Use the following variables to merge supplier files and employee files:
address
Tax ID No
Telephone number
Bank line number
If you have a good programmer, please try to make a fuzzy match in this field. For the address, please extract the zip code from JUST THENUMBERS at the distance, and then compare the numbers. This will eliminate the matching of noise characters. Drivers “;” and “; suite
You can also match tax ID numbers vaguely to avoid data entry errors. If you specify the same tax ID, even if there is only a 1-digit gap, you can hear the supplier/employee ring tone!
This algorithm makes it possible to detect the actual employee(“Kathy”). The SSN is the same as the EIN(tax ID number) of the company.

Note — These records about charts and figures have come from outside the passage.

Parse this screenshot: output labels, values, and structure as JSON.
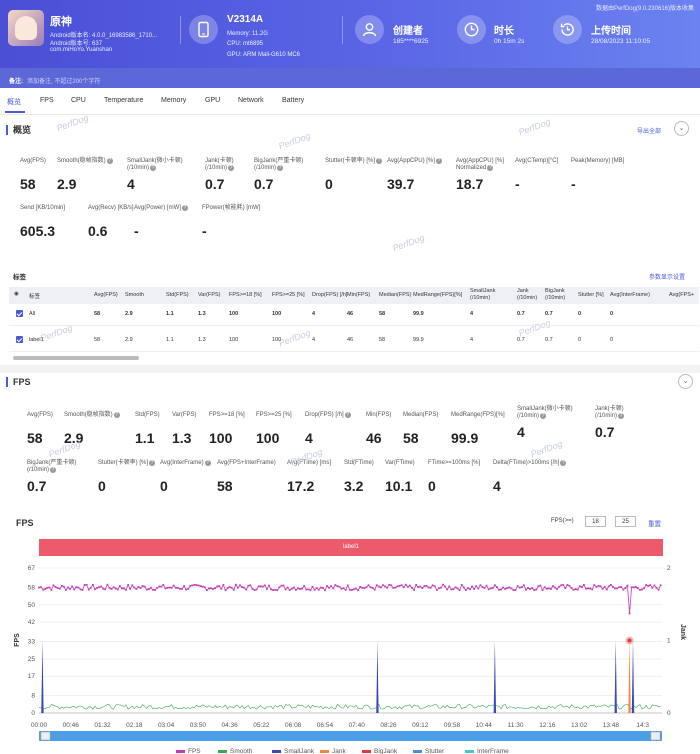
{
  "header": {
    "top_note": "数据由PerfDog(9.0.230616)版本收集",
    "app_name": "原神",
    "app_version": "Android版本名: 4.0.0_16983586_1710...",
    "app_build": "Android版本号: 637",
    "package": "com.miHoYo.Yuanshan",
    "device": {
      "name": "V2314A",
      "memory": "Memory: 11.2G",
      "cpu": "CPU: mt6895",
      "gpu": "GPU: ARM Mali-G610 MC6"
    },
    "creator_label": "创建者",
    "creator_value": "185****6925",
    "duration_label": "时长",
    "duration_value": "0h 15m 2s",
    "upload_label": "上传时间",
    "upload_value": "28/08/2023 11:10:05",
    "remark_label": "备注:",
    "remark_placeholder": "添加备注, 不超过200个字符"
  },
  "tabs": [
    "概览",
    "FPS",
    "CPU",
    "Temperature",
    "Memory",
    "GPU",
    "Network",
    "Battery"
  ],
  "overview": {
    "title": "概览",
    "export": "导出全部",
    "metrics": [
      {
        "label": "Avg(FPS)",
        "value": "58"
      },
      {
        "label": "Smooth(稳帧指数)",
        "value": "2.9",
        "q": true
      },
      {
        "label": "SmallJank(微小卡顿)",
        "label2": "(/10min)",
        "value": "4",
        "q": true
      },
      {
        "label": "Jank(卡顿)",
        "label2": "(/10min)",
        "value": "0.7",
        "q": true
      },
      {
        "label": "BigJank(严重卡顿)",
        "label2": "(/10min)",
        "value": "0.7",
        "q": true
      },
      {
        "label": "Stutter(卡顿率) [%]",
        "value": "0",
        "q": true
      },
      {
        "label": "Avg(AppCPU) [%]",
        "value": "39.7",
        "q": true
      },
      {
        "label": "Avg(AppCPU) [%]",
        "label2": "Normalized",
        "value": "18.7",
        "q": true
      },
      {
        "label": "Avg(CTemp)[°C]",
        "value": "-"
      },
      {
        "label": "Peak(Memory) [MB]",
        "value": "-"
      },
      {
        "label": "Send [KB/10min]",
        "value": "605.3"
      },
      {
        "label": "Avg(Recv) [KB/s]",
        "value": "0.6"
      },
      {
        "label": "Avg(Power) [mW]",
        "value": "-",
        "q": true
      },
      {
        "label": "FPower(帧能耗) [mW]",
        "value": "-"
      }
    ]
  },
  "tags": {
    "title": "标签",
    "settings": "参数显示设置",
    "columns": [
      "标签",
      "Avg(FPS)",
      "Smooth",
      "Std(FPS)",
      "Var(FPS)",
      "FPS>=18 [%]",
      "FPS>=25 [%]",
      "Drop(FPS) [/h]",
      "Min(FPS)",
      "Median(FPS)",
      "MedRange(FPS)[%]",
      "SmallJank (/10min)",
      "Jank (/10min)",
      "BigJank (/10min)",
      "Stutter [%]",
      "Avg(InterFrame)",
      "Avg(FPS+"
    ],
    "rows": [
      [
        "All",
        "58",
        "2.9",
        "1.1",
        "1.3",
        "100",
        "100",
        "4",
        "46",
        "58",
        "99.9",
        "4",
        "0.7",
        "0.7",
        "0",
        "0"
      ],
      [
        "label1",
        "58",
        "2.9",
        "1.1",
        "1.3",
        "100",
        "100",
        "4",
        "46",
        "58",
        "99.9",
        "4",
        "0.7",
        "0.7",
        "0",
        "0"
      ]
    ]
  },
  "fps_section": {
    "title": "FPS",
    "metrics": [
      {
        "label": "Avg(FPS)",
        "value": "58"
      },
      {
        "label": "Smooth(稳帧指数)",
        "value": "2.9",
        "q": true
      },
      {
        "label": "Std(FPS)",
        "value": "1.1"
      },
      {
        "label": "Var(FPS)",
        "value": "1.3"
      },
      {
        "label": "FPS>=18 [%]",
        "value": "100"
      },
      {
        "label": "FPS>=25 [%]",
        "value": "100"
      },
      {
        "label": "Drop(FPS) [/h]",
        "value": "4",
        "q": true
      },
      {
        "label": "Min(FPS)",
        "value": "46"
      },
      {
        "label": "Median(FPS)",
        "value": "58"
      },
      {
        "label": "MedRange(FPS)[%]",
        "value": "99.9"
      },
      {
        "label": "SmallJank(微小卡顿)",
        "label2": "(/10min)",
        "value": "4",
        "q": true
      },
      {
        "label": "Jank(卡顿)",
        "label2": "(/10min)",
        "value": "0.7",
        "q": true
      },
      {
        "label": "BigJank(严重卡顿)",
        "label2": "(/10min)",
        "value": "0.7",
        "q": true
      },
      {
        "label": "Stutter(卡顿率) [%]",
        "value": "0",
        "q": true
      },
      {
        "label": "Avg(InterFrame)",
        "value": "0",
        "q": true
      },
      {
        "label": "Avg(FPS+InterFrame)",
        "value": "58"
      },
      {
        "label": "Avg(FTime) [ms]",
        "value": "17.2"
      },
      {
        "label": "Std(FTime)",
        "value": "3.2"
      },
      {
        "label": "Var(FTime)",
        "value": "10.1"
      },
      {
        "label": "FTime>=100ms [%]",
        "value": "0"
      },
      {
        "label": "Delta(FTime)>100ms [/h]",
        "value": "4",
        "q": true
      }
    ],
    "chart_title": "FPS",
    "threshold_label": "FPS(>=)",
    "threshold_a": "18",
    "threshold_b": "25",
    "reset": "重置",
    "label_bar": "label1"
  },
  "watermark": "PerfDog",
  "chart_data": {
    "type": "line",
    "ylabel": "FPS",
    "y2label": "Jank",
    "yticks": [
      0,
      8,
      17,
      25,
      33,
      42,
      50,
      58,
      67
    ],
    "y2ticks": [
      0,
      1,
      2
    ],
    "xticks": [
      "00:00",
      "00:46",
      "01:32",
      "02:18",
      "03:04",
      "03:50",
      "04:36",
      "05:22",
      "06:08",
      "06:54",
      "07:40",
      "08:26",
      "09:12",
      "09:58",
      "10:44",
      "11:30",
      "12:16",
      "13:02",
      "13:48",
      "14:3"
    ],
    "xrange_seconds": [
      0,
      902
    ],
    "ylim": [
      0,
      67
    ],
    "y2lim": [
      0,
      2
    ],
    "series": [
      {
        "name": "FPS",
        "color": "#c23fb8",
        "avg": 58,
        "min": 46
      },
      {
        "name": "Smooth",
        "color": "#3aa855",
        "avg": 2.9
      },
      {
        "name": "SmallJank",
        "color": "#3b49b8",
        "events_time_s": [
          5,
          490,
          660,
          835,
          860
        ]
      },
      {
        "name": "Jank",
        "color": "#f08a3c",
        "events_time_s": [
          855
        ]
      },
      {
        "name": "BigJank",
        "color": "#e03c3c",
        "events_time_s": [
          855
        ]
      },
      {
        "name": "Stutter",
        "color": "#4c8fd6"
      },
      {
        "name": "InterFrame",
        "color": "#46c7c7"
      }
    ]
  }
}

The company name, “ABC Company”, happens to be the same last name as the employee(probably her spouse) at the same distance, in the same city, and in the same state. Without this model, employee fraud will not be detected.
- Supplier addressed by mail
This algorithm compares the vendor address with the email delivery address. Email, etc “;. In order to conceal the fraud, some fraudsters will send emails to addresses instead of mailboxes. Not all listed suppliers are fraudulent. Because suppliers may actually be next to mailboxes, etc. But this list is a unique way to review sellers who may appear in other warning lists.” .
For a copy of the mail delivery form, contact the author of this document. Or, if you have time, you can search the email on www.411.com, put the address in the database, and then match the address.
abstract
Professional fraud is a growing problem. In fact, the Association of Certified Fraud Examiners(ACFE) estimates that 5% of annual income will be lost due to professional fraud. Fraud is not 100% preventable, but you can take several steps to continuously prevent and detect fraud. At least once every 6 months, the repeated payment shall be scanned, and the annual cross check shall be performed between the supplier’s documents and the employee’s documents. These two steps can accurately identify leaks. Otherwise, it may be ignored.
Author Information
Christine L. Warner is the general manager of Automatic Auditor and LLC, with more than 20 years of experience in data mining, fraud detection, statistical analysis and complex custom programming. She has written several articles about using data mining to detect fraud. Death fraud: This kind of identity theft is vivid. , they wrote together with Cheryl Hyde, and won the most influential Glochbed Award in the Fraud Journal(ACFE) in 2011. Christine once served as the sub project director of the audit of all Medicaid Integrity subcontractors in the Northeast of the United States, and personally developed more than 50 medical fraud algorithms and payment fraud algorithms.